A democracia a partir de 1988 foi o grande momento de nossa política externa. O restabelecimento de relações com Cuba foi um dos primeiros atos do governo democrático de Sarney. Ele construiu a aliança com a Argentina e, junto com Raúl Alfonsín e Julio Sanguinetti, fez o Mercosul. Collor colocou o Brasil na liderança mundial da defesa do meio ambiente, quando isto ainda não era um tema palpitante. Fernando Henrique e Lula solidificaram nossa presença no mundo. O primeiro formou um time com Lampreia; o segundo formou quase uma instituição com Celso Amorim, a Lulamorim, no cenário mundial. Os dois presidentes e seus ministros colocaram a presença brasileira no ponto mais alto de nossa história. O primeiro foi tratado no nível dos presidentes de países ricos, o segundo conseguiu ser o líder dos presidentes dos países pobres, e com isto ganhar o respeito dos grandes do mundo. O primeiro criou a Bolsa Escola, reconhecida na autobiografia de Clinton, onde é citada em português em todos os idiomas em que foi traduzida; o segundo, com o nome de Bolsa Família, mostrou ao mundo uma política social inovadora. Nada disto seria possível sem a história de nossa política externa e sem o Instituto Rio Branco formando nossos diplomatas.
Fui professor e conferencista em diversas universidades, no Brasil e no exterior, em nenhuma tive um conjunto de alunos com o brilhantismo, a competência e o espírito público dos que encontrei e com os quais convivi naqueles dois anos no Instituto Rio Branco. Tenho orgulho de dizer que o atual ministro não foi meu aluno. Seu desempenho é uma tragédia que vai demorar mais do que a provocada pelo corona vírus. Está quebrando nossa fama e nosso prestígio de neutralidade, independência, solidariedade, eficiência e progressismo. O Itamaraty está contaminado por um vírus cuja consequência nefasta será mais duradoura porque ele infeccionou o Brasil, não apenas os brasileiros.

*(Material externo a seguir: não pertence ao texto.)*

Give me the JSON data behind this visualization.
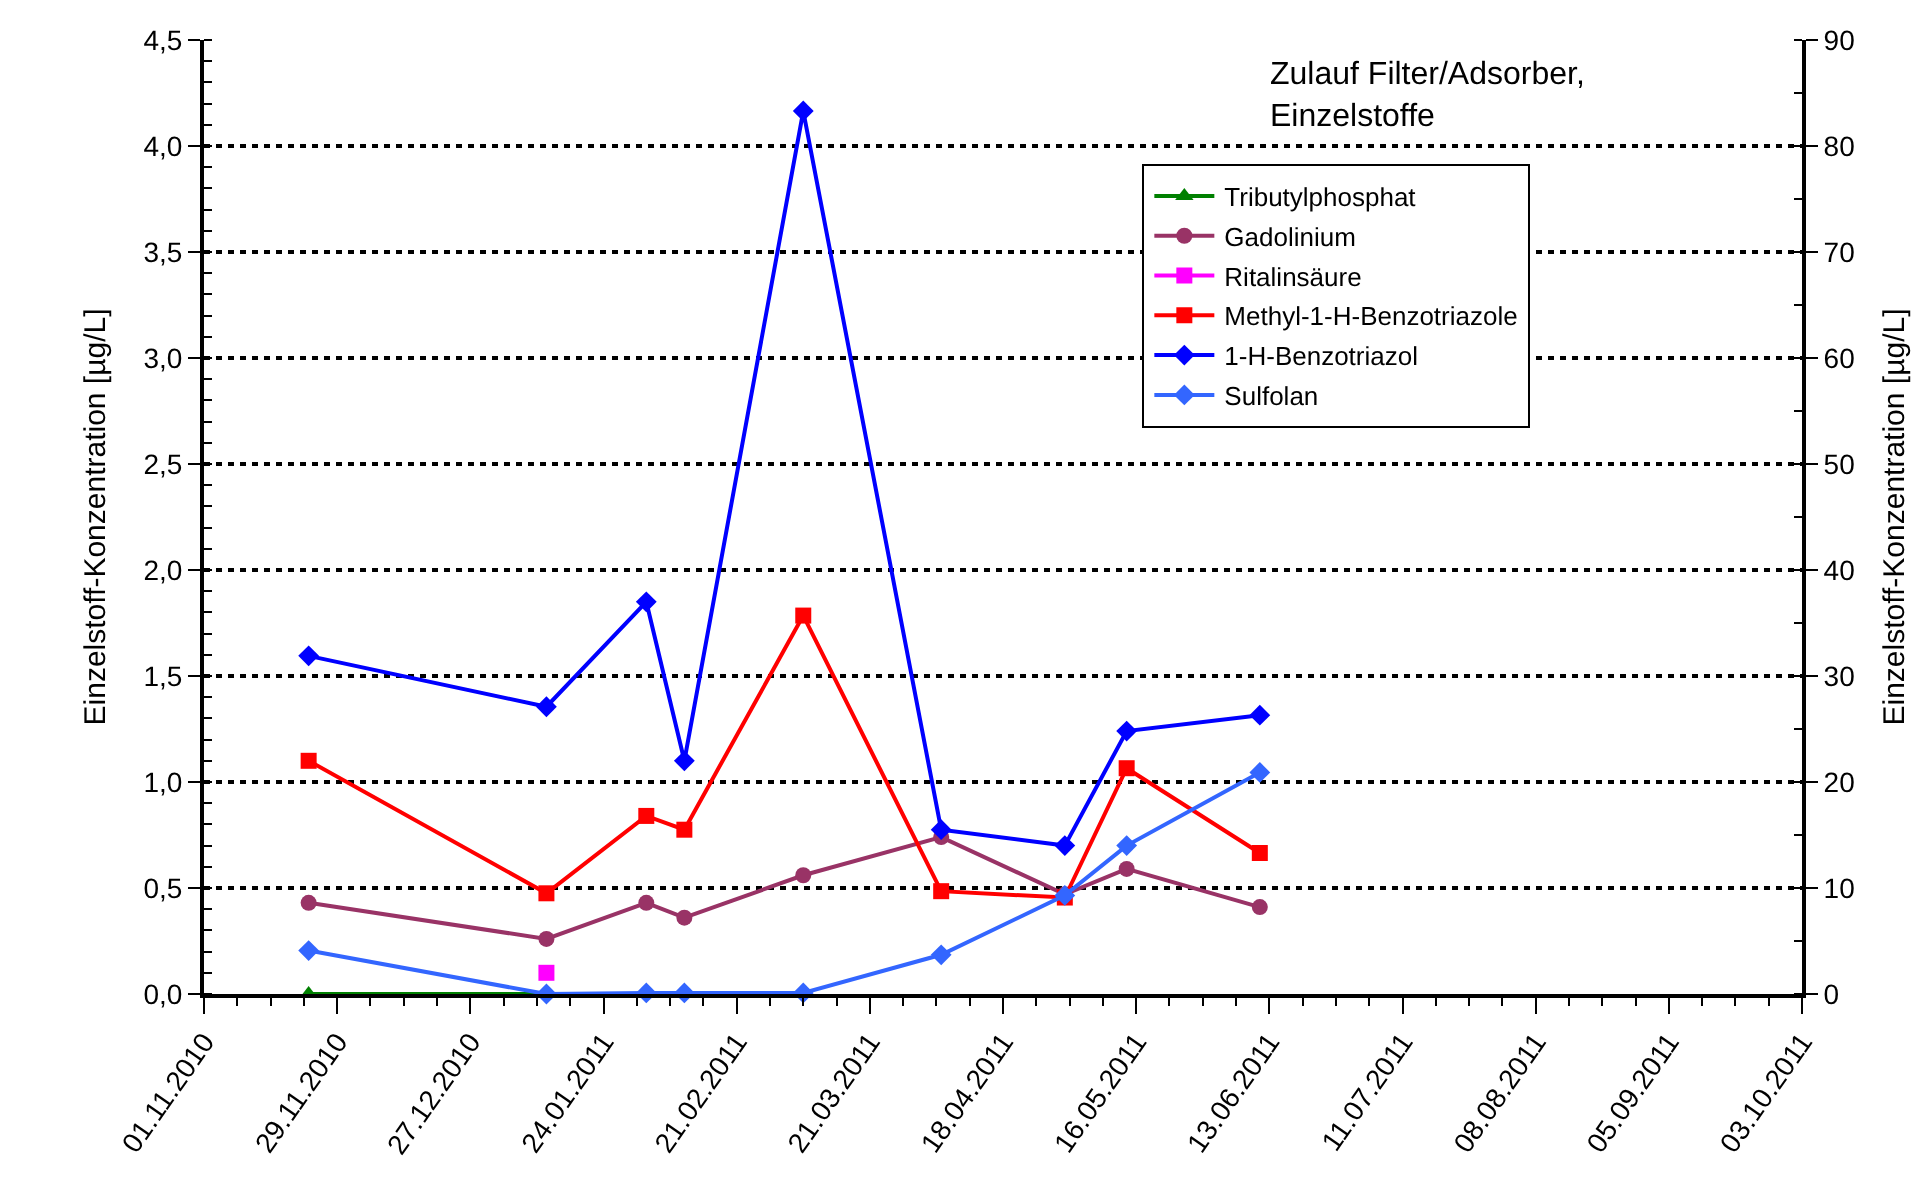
{
  "chart_data": {
    "type": "line",
    "legend_title": "Zulauf Filter/Adsorber,\nEinzelstoffe",
    "ylabel": "Einzelstoff-Konzentration [µg/L]",
    "y2label": "Einzelstoff-Konzentration [µg/L]",
    "xlim": [
      "2010-11-01",
      "2011-10-03"
    ],
    "xticks": [
      {
        "value": "2010-11-01",
        "label": "01.11.2010"
      },
      {
        "value": "2010-11-29",
        "label": "29.11.2010"
      },
      {
        "value": "2010-12-27",
        "label": "27.12.2010"
      },
      {
        "value": "2011-01-24",
        "label": "24.01.2011"
      },
      {
        "value": "2011-02-21",
        "label": "21.02.2011"
      },
      {
        "value": "2011-03-21",
        "label": "21.03.2011"
      },
      {
        "value": "2011-04-18",
        "label": "18.04.2011"
      },
      {
        "value": "2011-05-16",
        "label": "16.05.2011"
      },
      {
        "value": "2011-06-13",
        "label": "13.06.2011"
      },
      {
        "value": "2011-07-11",
        "label": "11.07.2011"
      },
      {
        "value": "2011-08-08",
        "label": "08.08.2011"
      },
      {
        "value": "2011-09-05",
        "label": "05.09.2011"
      },
      {
        "value": "2011-10-03",
        "label": "03.10.2011"
      }
    ],
    "ylim": [
      0,
      4.5
    ],
    "yticks": [
      {
        "value": 0,
        "label": "0,0"
      },
      {
        "value": 0.5,
        "label": "0,5"
      },
      {
        "value": 1,
        "label": "1,0"
      },
      {
        "value": 1.5,
        "label": "1,5"
      },
      {
        "value": 2,
        "label": "2,0"
      },
      {
        "value": 2.5,
        "label": "2,5"
      },
      {
        "value": 3,
        "label": "3,0"
      },
      {
        "value": 3.5,
        "label": "3,5"
      },
      {
        "value": 4,
        "label": "4,0"
      },
      {
        "value": 4.5,
        "label": "4,5"
      }
    ],
    "y2lim": [
      0,
      90
    ],
    "y2ticks": [
      0,
      10,
      20,
      30,
      40,
      50,
      60,
      70,
      80,
      90
    ],
    "grid": "y",
    "legend": "top right",
    "series": [
      {
        "name": "Tributylphosphat",
        "color": "#008000",
        "marker": "triangle",
        "x": [
          "2010-11-23",
          "2011-01-12"
        ],
        "values": [
          0,
          0
        ]
      },
      {
        "name": "Gadolinium",
        "color": "#993366",
        "marker": "circle",
        "x": [
          "2010-11-23",
          "2011-01-12",
          "2011-02-02",
          "2011-02-10",
          "2011-03-07",
          "2011-04-05",
          "2011-05-01",
          "2011-05-14",
          "2011-06-11"
        ],
        "values": [
          0.43,
          0.26,
          0.43,
          0.36,
          0.56,
          0.74,
          0.47,
          0.59,
          0.41
        ]
      },
      {
        "name": "Ritalinsäure",
        "color": "#ff00ff",
        "marker": "square",
        "x": [
          "2011-01-12"
        ],
        "values": [
          0.1
        ]
      },
      {
        "name": "Methyl-1-H-Benzotriazole",
        "color": "#ff0000",
        "marker": "square",
        "axis": "y2",
        "x": [
          "2010-11-23",
          "2011-01-12",
          "2011-02-02",
          "2011-02-10",
          "2011-03-07",
          "2011-04-05",
          "2011-05-01",
          "2011-05-14",
          "2011-06-11"
        ],
        "values": [
          22.0,
          9.5,
          16.8,
          15.5,
          35.7,
          9.7,
          9.1,
          21.3,
          13.3
        ]
      },
      {
        "name": "1-H-Benzotriazol",
        "color": "#0000ff",
        "marker": "diamond",
        "axis": "y2",
        "x": [
          "2010-11-23",
          "2011-01-12",
          "2011-02-02",
          "2011-02-10",
          "2011-03-07",
          "2011-04-05",
          "2011-05-01",
          "2011-05-14",
          "2011-06-11"
        ],
        "values": [
          31.9,
          27.1,
          37.0,
          22.0,
          83.3,
          15.5,
          14.0,
          24.8,
          26.3
        ]
      },
      {
        "name": "Sulfolan",
        "color": "#3366ff",
        "marker": "diamond",
        "axis": "y2",
        "x": [
          "2010-11-23",
          "2011-01-12",
          "2011-02-02",
          "2011-02-10",
          "2011-03-07",
          "2011-04-05",
          "2011-05-01",
          "2011-05-14",
          "2011-06-11"
        ],
        "values": [
          4.1,
          0,
          0.1,
          0.1,
          0.1,
          3.7,
          9.3,
          14.0,
          20.9
        ]
      }
    ]
  }
}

Ele está desarticulando a máquina do Ministério das Relações, fazendo o Brasil virar motivo de chacota no cenário internacional e na comunidade diplomática do mundo. Além de nos tirar das tradicionais posições de independência e conciliação, nos afasta das posições sintonizadas com os rumos da história, na ecologia, nos direitos humanos e na luta contra a tragédia da pobreza. Suas posições desastrosas pela oposição e preconceito em relação à China, Cuba, Argentina, estão levando ao isolamento e fazendo do Brasil um pária. Em relação à China, é além disto uma estupidez pro tudo que este país representa no cenário mundial e nas relações comerciais com o Brasil. Só um inimigo do Brasil seria capaz de provocar tantos problemas para o país.
Em fevereiro, ouvi de um diplomata estrangeiro que ele sentia mais modernidade e diálogo em diplomatas do talibã do que no Itamaraty de Bolsonaro. Depois de respirar, ele disse: “E vocês já foram os melhores do mundo”. E lembrou os nomes dos chanceleres nos últimos anos: Fernando Henrique Cardoso, Luiz Felipe Lampreia, Celso Amorim, Antônio Patriota, José Serra, Aloysio Nunes.
O trabalho mais difícil no mundo hoje, depois de profissional da saúde, é ser diplomata brasileiro servindo no exterior. E já foi um dos trabalhos mais respeitados e admirados.
O grave é que o estrago feito pela incompetência da diplomacia levará décadas para ser recuperado. Este é um vírus duradouro.
Um dia, os defensores de Bolsonaro poderão alegar que no dia 1º de janeiro de 2019, educação, saúde, economia, finanças não estavam bem, mas terão de reconhecer que o desastre nas relações exteriores foi um crime de Bolsonaro contra o Brasil, sob a incompetência do chanceler que ele escolheu e sob a impotência de líderes civis.